A business continuity plan provides prioritisation and direction under pressure. When faced with unanticipated events and disruptions, business continuity supplies a road map for continued operation and fewer mistakes or surprises. This is important for a number of reasons:
If you feel like there have been more than the average number of disruptive events within the last few years, you may be right. Recent research suggests that outages which cause a significant disruption of service are becoming more severe, more costly and longer in duration.
With disruptions and outages on the rise, those businesses which are able to field an effective business continuity plan will have a clear competitive advantage over organisations that do not.
A business continuity plan will not prevent emergencies from occurring—an earthquake, a third-party data breach, or even a network hardware failure are all beyond the ability of a BCP to avert. What a business continuity plan can do, however, is prevent and minimise business disruption as a result of these emergencies.
An effective business continuity plan outlines the steps your organisation will need to take to reduce the severity and length of disruptions. By including a thorough analysis of potential threats, listing off-site and on-site emergency contact information, and detailing strategies and responsibilities for each emergent event, your organisation will have the direction it needs to mitigate potential damages.
Business continuity is a good idea for any business in any industry. But for some critical organisations, having a business continuity plan is mandated by law. Businesses within the government, financial and healthcare sectors, for example, are held strictly accountable for the state of their operations and data in the event of a disruption. Other businesses in other industries may likewise be liable for damages as a result of failed business continuity.
Business continuity planning provides a number of advantages to your organisation. Here, we detail several of the most noteworthy benefits:
A reliable business continuity plan will allow you to remain in operation even in the event of a potentially disruptive emergency.
Effectively handling emergency situations without a noticeable drop in services demonstrates the quality of your business, improving customer satisfaction in the process.
Customers rely on your business for many things—their digital services, food, access to money or payments, healthcare, communication—and your continuity enables their continuity.
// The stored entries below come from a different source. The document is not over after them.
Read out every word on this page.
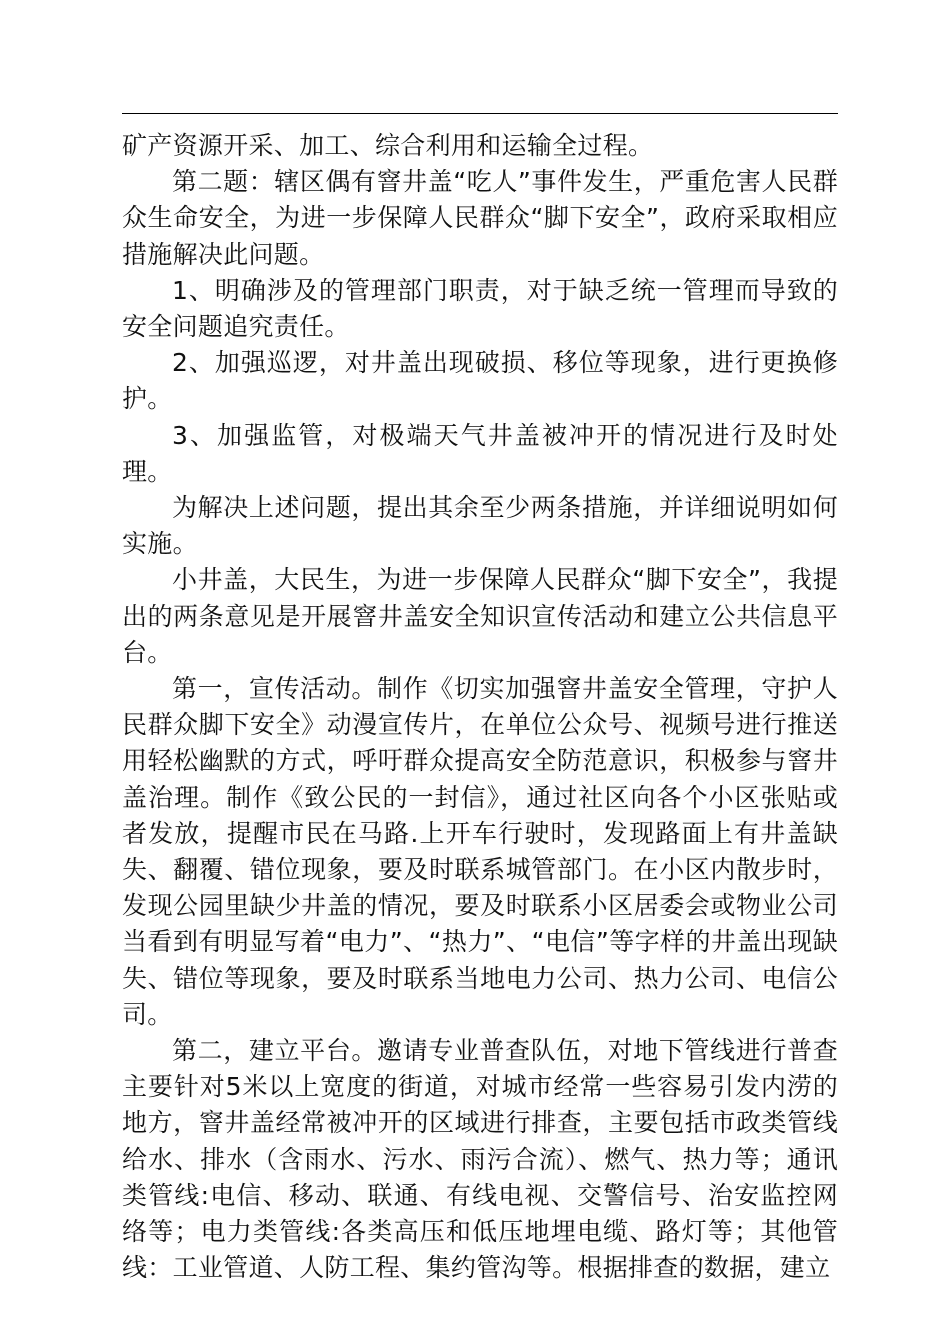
矿产资源开采、加工、综合利用和运输全过程。

第二题：辖区偶有窨井盖“吃人”事件发生，严重危害人民群众生命安全，为进一步保障人民群众“脚下安全”，政府采取相应措施解决此问题。

1、明确涉及的管理部门职责，对于缺乏统一管理而导致的安全问题追究责任。

2、加强巡逻，对井盖出现破损、移位等现象，进行更换修护。

3、加强监管，对极端天气井盖被冲开的情况进行及时处理。

为解决上述问题，提出其余至少两条措施，并详细说明如何实施。

小井盖，大民生，为进一步保障人民群众“脚下安全”，我提出的两条意见是开展窨井盖安全知识宣传活动和建立公共信息平台。

第一，宣传活动。制作《切实加强窨井盖安全管理，守护人民群众脚下安全》动漫宣传片，在单位公众号、视频号进行推送用轻松幽默的方式，呼吁群众提高安全防范意识，积极参与窨井盖治理。制作《致公民的一封信》，通过社区向各个小区张贴或者发放，提醒市民在马路.上开车行驶时，发现路面上有井盖缺失、翻覆、错位现象，要及时联系城管部门。在小区内散步时，发现公园里缺少井盖的情况，要及时联系小区居委会或物业公司当看到有明显写着“电力”、“热力”、“电信”等字样的井盖出现缺失、错位等现象，要及时联系当地电力公司、热力公司、电信公司。

第二，建立平台。邀请专业普查队伍，对地下管线进行普查主要针对5米以上宽度的街道，对城市经常一些容易引发内涝的地方，窨井盖经常被冲开的区域进行排查，主要包括市政类管线给水、排水（含雨水、污水、雨污合流）、燃气、热力等；通讯类管线:电信、移动、联通、有线电视、交警信号、治安监控网络等；电力类管线:各类高压和低压地埋电缆、路灯等；其他管线：工业管道、人防工程、集约管沟等。根据排查的数据，建立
They are also more aware than ever of the need for reliable data security in the organisations they choose to do business with. When disruptions occur, they expect businesses to bounce back quickly. Effective business continuity demonstrates an organisation’s commitment to serving its customers, regardless of what might be happening.
When employees understand the steps they need to take in the event of an emergency, they are more confident in their company’s leadership, and more willing to trust its decisions. Additionally, as employees are trained in effective business continuity, they become more skilled at resolving smaller, less-dire disruptions and emergencies and experience less stress under pressure.
Despite the obvious advantages, many organisations have little-to-no business continuity in place. As such, when disruptions occur and those organisations are left unable to function effectively, their customers will likely flock to the businesses that are able to weather the storm. In fact, in a study of nearly 1,800 companies across a 25-year period, resilience in the face of emerging events accounts for approximately 30% of long-term performance (source: BCG Henderson Institute).
There are a number of business advantages associated with BCP, but make sure not to overlook the financial advantages. Financial losses as a result of a business disruption—including system failures, power loss and data breaches—can have a significant negative impact on your organisation; business continuity management helps prevent or lessen this risk.